Le plaignant (M.H.) a porté plainte, le 15 mai 2017, et s'est constitué partie civile contre le défendeur pour diffamation et injure publiques envers une personne à raison de son orientation sexuelle. Le doyen des juges d'instruction, par une ordonnance en date du 27 février 2018, a constaté l'extinction de l'action publique par la prescription. La chambre de l'instruction a confirmé cette ordonnance.

Elle l’est également par la Haute juridiction qui rejette le moyen fondé sur la violation des articles 50, 85, 86 de la loi du 29 juillet 1881 et 102 du Code de procédure civile.

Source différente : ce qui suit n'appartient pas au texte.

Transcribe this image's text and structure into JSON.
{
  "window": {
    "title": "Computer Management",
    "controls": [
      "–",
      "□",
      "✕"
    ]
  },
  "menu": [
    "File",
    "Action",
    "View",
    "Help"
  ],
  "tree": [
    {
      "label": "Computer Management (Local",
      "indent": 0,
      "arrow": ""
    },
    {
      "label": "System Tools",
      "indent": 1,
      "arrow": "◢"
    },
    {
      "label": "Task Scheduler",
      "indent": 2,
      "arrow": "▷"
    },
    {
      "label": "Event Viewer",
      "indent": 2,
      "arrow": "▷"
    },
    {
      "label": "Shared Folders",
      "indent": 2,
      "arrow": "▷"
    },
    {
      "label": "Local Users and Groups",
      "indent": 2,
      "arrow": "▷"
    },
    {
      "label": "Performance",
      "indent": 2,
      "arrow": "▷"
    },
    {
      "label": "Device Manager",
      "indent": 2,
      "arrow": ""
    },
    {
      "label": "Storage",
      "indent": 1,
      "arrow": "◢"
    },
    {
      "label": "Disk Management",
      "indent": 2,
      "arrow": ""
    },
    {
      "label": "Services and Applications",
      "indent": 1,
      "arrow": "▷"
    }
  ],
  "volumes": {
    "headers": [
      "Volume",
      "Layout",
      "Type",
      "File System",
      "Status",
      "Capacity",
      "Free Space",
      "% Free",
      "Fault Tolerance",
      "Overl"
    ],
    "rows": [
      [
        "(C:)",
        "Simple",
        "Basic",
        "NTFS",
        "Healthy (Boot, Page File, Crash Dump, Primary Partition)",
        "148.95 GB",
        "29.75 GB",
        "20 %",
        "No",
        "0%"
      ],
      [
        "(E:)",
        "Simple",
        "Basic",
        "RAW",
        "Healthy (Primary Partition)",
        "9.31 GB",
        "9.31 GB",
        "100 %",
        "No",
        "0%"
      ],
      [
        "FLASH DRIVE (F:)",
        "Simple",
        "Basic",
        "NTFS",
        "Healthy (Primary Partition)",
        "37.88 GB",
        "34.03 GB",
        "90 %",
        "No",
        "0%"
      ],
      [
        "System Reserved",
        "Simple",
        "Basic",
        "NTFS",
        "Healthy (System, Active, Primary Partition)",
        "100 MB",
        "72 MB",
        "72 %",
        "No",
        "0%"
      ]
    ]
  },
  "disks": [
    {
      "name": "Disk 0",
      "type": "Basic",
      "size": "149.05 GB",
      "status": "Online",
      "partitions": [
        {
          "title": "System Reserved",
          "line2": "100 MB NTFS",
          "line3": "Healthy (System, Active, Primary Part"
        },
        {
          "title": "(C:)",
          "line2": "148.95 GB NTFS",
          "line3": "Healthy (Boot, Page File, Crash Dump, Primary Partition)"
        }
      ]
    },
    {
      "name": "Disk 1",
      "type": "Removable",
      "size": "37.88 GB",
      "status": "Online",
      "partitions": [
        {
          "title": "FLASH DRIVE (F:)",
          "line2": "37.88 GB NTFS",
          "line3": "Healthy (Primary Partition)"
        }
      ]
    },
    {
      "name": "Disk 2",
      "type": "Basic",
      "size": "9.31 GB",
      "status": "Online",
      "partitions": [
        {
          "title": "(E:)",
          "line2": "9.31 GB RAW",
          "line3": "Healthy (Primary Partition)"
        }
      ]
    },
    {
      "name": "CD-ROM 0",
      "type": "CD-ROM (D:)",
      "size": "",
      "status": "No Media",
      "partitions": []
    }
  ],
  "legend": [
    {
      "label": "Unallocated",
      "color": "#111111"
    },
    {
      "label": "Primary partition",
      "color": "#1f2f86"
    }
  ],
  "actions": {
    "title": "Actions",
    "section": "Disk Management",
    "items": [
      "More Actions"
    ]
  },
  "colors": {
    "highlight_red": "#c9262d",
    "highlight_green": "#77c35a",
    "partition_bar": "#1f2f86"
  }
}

Celui-ci critiquait l'arrêt d’appel en ce qu'il a constaté l'extinction de l'action publique par la prescription, alors que la procédure antérieure, qui s'est achevée par l'arrêt du 21 avril 2017, a suspendu l'action publique.

Pour confirmer la décision du premier juge, « l'arrêt relève que, d'une part, la plainte avec constitution de partie civile du 27 mai 2016, ayant été irrégulière et définitivement déclarée irrecevable, n'a pu avoir d'effet suspensif et interruptif de la prescription des faits dénoncés, d'autre part, la plainte avec constitution de partie civile du 15 mai 2017, qui vise, à nouveau, les mêmes faits de diffamation et injure publiques à caractère homophobe, réputés avoir été commis les 7 et 8 mai 2016, a été déposée plus d'un an après les faits dénoncés ».

Pour la Cour de cassation, en se prononçant en ce sens, la cour d'appel a justifié sa décision.

Et de rappeler qu’ en matière de presse, une partie civile ne peut se prévaloir d'une suspension du délai de prescription résultant d'une procédure ayant abouti à un refus d'informer en raison de l'irrégularité de la plainte initiale.


OBSERVATIONS

Ce contentieux nous donne l’occasion de rappeler que l'action publique et l'action civile résultant des crimes, délits et contraventions prévus par la loi de 1881 se prescrivent après trois mois révolus à compter du jour où ils auront été commis ou du jour du dernier acte d'instruction ou de poursuite s'il en a été fait (voir en dernier lieu, Cass. crim., 19 févr. 2019, RLDI 2019/158, n°5378).

On rappellera aussi que la prescription de l'action publique, même quand elle est régie par l'article 65, constitue une exception péremptoire d'ordre public qui doit être relevée d'office par le juge. La faculté de présenter une demande d'acte au juge d'instruction étant offerte à la partie civile après l'ouverture de l'information, celle-ci dispose d'un moyen de droit pour obliger le juge d'instruction à accomplir un acte interruptif de prescription.